3D $Z_2$ Topological Nodes in Nonsymmorphic Photonic Crystals: Ultrastrong Coupling and Anomalous Refraction

TL;DR

This paper demonstrates the realization of 3D $Z_2$ topological nodes in nonsymmorphic photonic crystals, revealing robust surface states, ultrastrong photon-phonon coupling, and valley-dependent refraction phenomena at infrared and microwave frequencies.

Contribution

It introduces a novel design of nonsymmorphic photonic crystals that host 3D $Z_2$ topological features, including Dirac points and line-nodes, with potential applications in topological photonics and quantum interactions.

Findings

Realization of 3D $Z_2$ Dirac points and line-nodes in photonic crystals.

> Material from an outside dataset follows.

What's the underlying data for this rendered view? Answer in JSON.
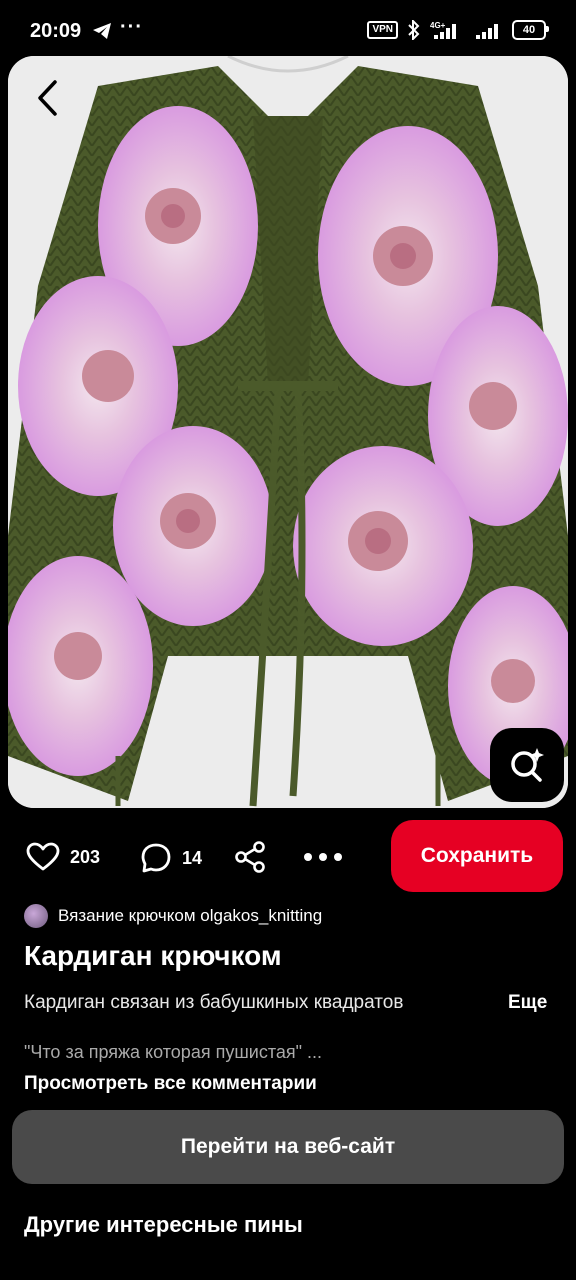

Observation of Fermi arcs with opposite chirality on interfaces.

Ultrastrong photon-phonon coupling with 23% Rabi splitting.

Abstract

We propose to simulate 3D Dirac points and line-nodes with nontrivial $Z_2$ topology in nonsymmorphic all-dielectric photonic-crystals with space-time reversal symmetry, which can be realized at infrared and microwave frequencies. Double degeneracy of all Bloch states in high symmetry planes is achieved via nonsymmorphic screw symmetries despite the fundamental obstacle of no Kramers degeneracy in photonic crystals. Two orthogonal screw axes lead to 3D $Z_2$ Dirac points on high symmetry Brillouin zone boundary lines. On the other hand, $Z_2$ line-nodes emerge as protected twofold degeneracy of Bloch bands with opposite mirror parities on the $k_z=0$ plane. The lowest frequency line-node is deterministic because of a degenerate-partner switching mechanism guaranteed by the fundamental properties of Maxwell equations and the nonsymmorphic screw symmetry. A pair of Fermi arcs with opposite chirality due to $Z_2$ topological Dirac points emerge below the light-line on (100) and (010) photonic-crystal-air interfaces. These robust surface states offer an unique opportunity to realize an "open cavity" with strong interaction between quantum emitters and engineered vacuum with nontrivial Berry phases --- an important step toward topological states of strongly interacting bosons. Realistic calculation for resonant coupling between cavity-photons and phonons in boron nitride thin film yields ultrastrong coupling with vacuum Rabi splitting reaching to $23\%$ of photon frequency. We also show that type-II Dirac cones have anomalous valley selective refraction: birefringence with both positive and negative refractions for one valley, while no refraction for the other.